Dans l’affaire trois acteurs acteurs rentrent en ligne de compte : le Transitaire, (le cerveau), la Douane (le cœur du réseau), le Guichet unique de l’automobile (l’exécutant de la dernière phase). Un trio infernal pour le bonheur des fraudeurs ! Aucune action de fraude ne peut se faire dans le processus de dédouanement des véhicules sans la dense et inévitable complicité de ces trois acteurs qui travaillent en synergie. Bref !

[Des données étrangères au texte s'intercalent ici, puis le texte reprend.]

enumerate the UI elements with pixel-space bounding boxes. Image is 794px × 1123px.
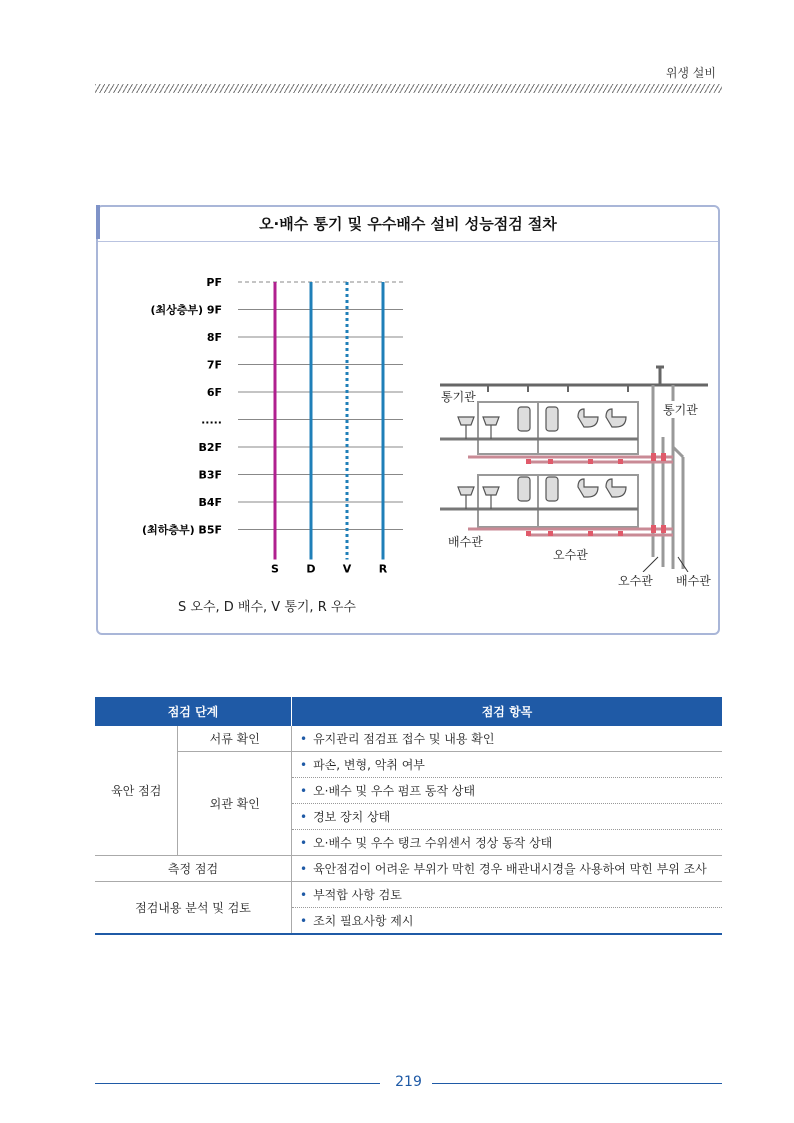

Revenons à celui par qui le scandale éclata. Au départ Karim Auto Abidjan, spécialisé dans la vente de véhicule d’occasion, la SARL va voir ses activités évoluer. Les associés de SARL Karim Auto Abidjan ont décidé du changement de la dénomination qui devient désormais Karim Transit Abidjan (KTA) et de la réduction de l’objet social aux activités suivantes: Transit et activités connexes, en mars 2013. (Voir dépôt au greffe du Tribunal du commerce d’Abidjan, le 15 mars 2013 sous le N° 2232). De 2013 à 2018, les activités de la boîte prendront du volume. L’entreprise a le vent en poupe et bénéfice de ses relations et autres contacts dans l’ex-rébellion. Connu pour être proche de Soro Guillaume, il (Karim, le transitaire) était le transitaire attitré de tous les barons de l’ex-rébellion. C’était l’homme qui assurait les démarches de toutes les grosses voitures des vedettes de la rébellion dont le fief était Bouaké. Dans la vaste collection de Wattao, l’on peut trouver des chefs-d’œuvre de Karim Transit Abidjan. Une griffe désormais qui se confond avec la fraude dans le domaine du transit en Côte d’Ivoire.